Page Banner

United States Department of Agriculture

Agricultural Research Service

Research Project: OPTIMIZING THE BIOLOGY OF THE ANIMAL-PLANT INTERFACE FOR IMPROVED SUSTAINABILITY OF FORAGE-BASED ANIMAL ENTERPRISES

Location: Forage-Animal Production Research

Title: Steer responses to feeding soybean hulls on toxic tall fescue pasture

Authors
item Aiken, Glen
item Mcclanahan, Linda - KY COOP EXT SERVICE
item Schrick, F - UNIVERSITY OF TENNESSEE

Submitted to: Professional Animal Scientist
Publication Type: Peer Reviewed Journal
Publication Acceptance Date: April 7, 2008
Publication Date: October 1, 2008
Citation: Aiken, G.E., Mcclanahan, L., Schrick, F.N. 2008. Steer responses to feeding soybean hulls on toxic tall fescue pasture. Professional Animal Scientist. 24:399-403.

Interpretive Summary: Tall fescue is a cool-season perennial grass that is grown on approximately 15 million ha east of the Great Plains between the temperate Northeast and subtropical Southeast, a region commonly referred to as the “fescue belt”. An endophyte (Neotyphodium coencaphialum) infects tall fescue plants and produces ergot alkaloid toxins that induce fescue toxicosis. Symptoms of the malady include retention of rough hair coat, elevated body temperature, labored respiration, and poor bodyweight gain. Consequently, cattle grazed on toxic tall fescue are vulnerable to severe heat stress. Poor bodyweight gain and market value of cattle exhibiting symptoms of toxicosis have limited the wide spread use of tall fescue for commercial stocker production. Feeding low cost feeds, such as soybean hulls, could dilute dietary ergot alkaloid concentrations and enhance bodyweight gains. A grazing experiment with yearling steers was conducted with toxic fescue to evaluate the effects of feeding soybean hulls on average daily gain and determine if there was effective dilution of ergot alkaloids to alleviate or reduce the severity of fescue toxicosis. Although there was a 175% increase in average daily gain with feeding soybean hulls, rectal temperatures and the percentages of steers with rough hair coats were similar between with and without soybean hull feeding treatments. Feeding pelleted SBH can increase steer weight gain, but will not alleviate or reduce severity of toxicosis. Therefore, feeding soybean hulls to calves grazing toxic tall fescue can effectively increase average daily gain, but vulnerability of the cattle to heat stress is not diminished.

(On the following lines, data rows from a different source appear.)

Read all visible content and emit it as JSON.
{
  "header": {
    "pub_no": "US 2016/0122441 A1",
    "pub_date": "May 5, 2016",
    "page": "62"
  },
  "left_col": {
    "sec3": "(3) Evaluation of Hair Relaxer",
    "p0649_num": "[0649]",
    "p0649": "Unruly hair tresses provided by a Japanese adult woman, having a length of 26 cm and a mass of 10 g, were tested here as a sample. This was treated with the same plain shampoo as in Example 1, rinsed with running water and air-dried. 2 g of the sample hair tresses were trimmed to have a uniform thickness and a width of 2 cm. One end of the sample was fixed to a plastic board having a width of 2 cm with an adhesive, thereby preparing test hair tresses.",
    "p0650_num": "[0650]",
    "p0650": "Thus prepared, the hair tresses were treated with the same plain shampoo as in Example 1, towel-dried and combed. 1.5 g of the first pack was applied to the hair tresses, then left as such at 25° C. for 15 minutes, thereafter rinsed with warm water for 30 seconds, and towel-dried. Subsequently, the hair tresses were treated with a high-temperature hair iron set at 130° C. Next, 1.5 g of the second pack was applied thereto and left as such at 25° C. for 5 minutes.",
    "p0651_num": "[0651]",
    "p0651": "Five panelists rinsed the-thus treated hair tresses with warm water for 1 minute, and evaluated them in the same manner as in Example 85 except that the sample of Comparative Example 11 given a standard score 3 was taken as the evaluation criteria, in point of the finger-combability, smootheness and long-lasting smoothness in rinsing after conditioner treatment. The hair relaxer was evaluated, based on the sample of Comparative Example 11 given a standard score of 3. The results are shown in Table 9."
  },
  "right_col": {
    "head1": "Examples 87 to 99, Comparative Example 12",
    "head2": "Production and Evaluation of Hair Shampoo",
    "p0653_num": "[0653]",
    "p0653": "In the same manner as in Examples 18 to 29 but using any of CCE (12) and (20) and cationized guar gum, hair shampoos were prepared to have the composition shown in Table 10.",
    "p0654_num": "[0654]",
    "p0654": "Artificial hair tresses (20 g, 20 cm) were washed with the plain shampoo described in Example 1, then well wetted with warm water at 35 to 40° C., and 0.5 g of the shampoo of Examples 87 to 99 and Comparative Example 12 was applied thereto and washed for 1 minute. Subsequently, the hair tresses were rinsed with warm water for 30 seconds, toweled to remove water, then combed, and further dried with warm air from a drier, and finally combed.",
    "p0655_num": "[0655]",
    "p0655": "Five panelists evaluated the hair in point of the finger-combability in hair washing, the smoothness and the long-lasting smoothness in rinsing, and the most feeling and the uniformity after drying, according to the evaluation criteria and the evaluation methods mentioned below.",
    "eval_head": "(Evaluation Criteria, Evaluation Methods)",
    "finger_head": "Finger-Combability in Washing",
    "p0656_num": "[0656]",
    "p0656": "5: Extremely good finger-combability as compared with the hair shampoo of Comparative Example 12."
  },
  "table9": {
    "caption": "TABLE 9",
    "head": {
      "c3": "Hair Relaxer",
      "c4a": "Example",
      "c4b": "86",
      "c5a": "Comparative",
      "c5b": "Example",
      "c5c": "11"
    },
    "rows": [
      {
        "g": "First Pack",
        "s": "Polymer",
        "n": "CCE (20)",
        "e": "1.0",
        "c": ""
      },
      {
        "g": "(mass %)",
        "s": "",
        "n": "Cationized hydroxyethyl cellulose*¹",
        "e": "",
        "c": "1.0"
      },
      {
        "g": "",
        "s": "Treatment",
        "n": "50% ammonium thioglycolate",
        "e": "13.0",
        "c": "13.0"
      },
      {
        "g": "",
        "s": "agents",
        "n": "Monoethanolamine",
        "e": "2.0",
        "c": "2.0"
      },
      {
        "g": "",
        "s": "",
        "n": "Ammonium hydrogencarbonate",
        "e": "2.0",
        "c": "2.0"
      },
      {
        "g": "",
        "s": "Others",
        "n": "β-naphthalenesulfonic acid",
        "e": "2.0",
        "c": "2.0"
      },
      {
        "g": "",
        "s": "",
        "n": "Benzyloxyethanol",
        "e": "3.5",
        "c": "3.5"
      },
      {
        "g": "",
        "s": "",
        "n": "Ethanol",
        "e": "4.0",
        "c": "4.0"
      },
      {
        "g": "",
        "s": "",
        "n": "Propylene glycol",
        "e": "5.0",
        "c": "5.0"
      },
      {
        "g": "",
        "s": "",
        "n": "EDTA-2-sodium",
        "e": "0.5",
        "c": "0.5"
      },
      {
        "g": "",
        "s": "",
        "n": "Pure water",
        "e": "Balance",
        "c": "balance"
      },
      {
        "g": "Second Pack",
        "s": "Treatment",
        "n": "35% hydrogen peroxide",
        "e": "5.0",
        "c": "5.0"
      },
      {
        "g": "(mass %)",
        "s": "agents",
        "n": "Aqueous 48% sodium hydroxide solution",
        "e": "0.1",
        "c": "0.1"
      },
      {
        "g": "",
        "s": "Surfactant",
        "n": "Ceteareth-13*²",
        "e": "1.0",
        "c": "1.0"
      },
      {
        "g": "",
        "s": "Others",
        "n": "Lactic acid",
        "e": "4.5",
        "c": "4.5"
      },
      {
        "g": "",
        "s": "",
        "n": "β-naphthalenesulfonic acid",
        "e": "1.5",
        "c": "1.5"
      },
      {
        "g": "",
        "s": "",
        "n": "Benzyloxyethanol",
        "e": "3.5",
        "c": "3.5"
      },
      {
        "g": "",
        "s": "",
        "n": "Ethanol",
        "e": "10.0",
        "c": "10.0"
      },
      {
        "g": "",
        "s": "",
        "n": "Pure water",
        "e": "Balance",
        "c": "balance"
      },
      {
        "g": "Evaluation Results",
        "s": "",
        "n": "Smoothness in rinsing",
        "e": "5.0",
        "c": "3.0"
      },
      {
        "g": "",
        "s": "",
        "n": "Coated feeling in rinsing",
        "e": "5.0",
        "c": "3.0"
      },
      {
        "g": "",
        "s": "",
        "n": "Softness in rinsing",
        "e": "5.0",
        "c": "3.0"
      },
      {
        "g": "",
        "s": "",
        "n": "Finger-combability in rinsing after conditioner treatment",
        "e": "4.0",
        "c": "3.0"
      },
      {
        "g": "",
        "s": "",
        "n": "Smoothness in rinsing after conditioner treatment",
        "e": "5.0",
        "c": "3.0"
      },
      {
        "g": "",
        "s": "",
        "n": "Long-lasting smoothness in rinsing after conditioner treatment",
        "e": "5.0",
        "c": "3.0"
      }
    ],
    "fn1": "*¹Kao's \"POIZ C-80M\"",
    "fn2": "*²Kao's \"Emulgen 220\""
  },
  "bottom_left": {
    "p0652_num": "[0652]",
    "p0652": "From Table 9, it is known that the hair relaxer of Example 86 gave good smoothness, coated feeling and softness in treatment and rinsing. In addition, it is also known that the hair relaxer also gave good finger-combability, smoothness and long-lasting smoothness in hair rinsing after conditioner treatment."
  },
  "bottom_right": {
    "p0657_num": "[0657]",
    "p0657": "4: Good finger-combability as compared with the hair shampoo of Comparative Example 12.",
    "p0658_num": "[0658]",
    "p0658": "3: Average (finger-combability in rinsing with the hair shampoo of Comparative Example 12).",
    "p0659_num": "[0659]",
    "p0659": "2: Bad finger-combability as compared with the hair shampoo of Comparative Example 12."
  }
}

Technical Abstract: A grazing experiment was conducted in 2004 and 2005 to evaluate effects of feeding pelleted soybean hulls (SBH) on weight gain, hair coat rating, rectal temperature, and serum prolactin of steers grazed on toxic tall fescue [Schedonorus arundinaceus (Schreb.)]. Forty steers [initial BW in 2004 = 257 ± 22 (SD) kg, initial BW in 2005 = 348 ± 27 kg] were assigned to five, 3-ha pastures of toxic tall fescue that were randomly assigned either with (n = 2) or without (n = 3) pelleted SBH (2.3 kg/steer/d, as fed) feeding. Grazing was initiated in early June and was terminated at 112 days of grazing in 2004 and at 102 days of grazing in 2005. Feeding pelleted SBH increased (P < 0.05) average daily gain (ADG). Although the response to SBH was not different (P > 0.10) between the two yr, ADG was less in 2005 when there was drier weather. Cost of additional ADG from feeding pelleted SBH was below (P < 0.05) a breakeven of $170/ton pelleted SBH for a cattle price of $2.43/kg BW, and was below a breakeven of $120/ton pelleted SBH for a cattle price of $1.76/kg BW. Percentages of steers with rough hair coat averaged 93% and were not different (P > 0.10) between treatments at the conclusion of grazing in both years. Rectal temperatures were not different (P > 0.10) between years and treatments. Prolactin concentrations were not different (P > 0.10) between treatments in 2005, but tended to be lower in SBH steers in 2005. Results indicated that feeding pelleted SBH can cost effectively increase steer weight gain, but will not alleviate or reduce severity of toxicosis.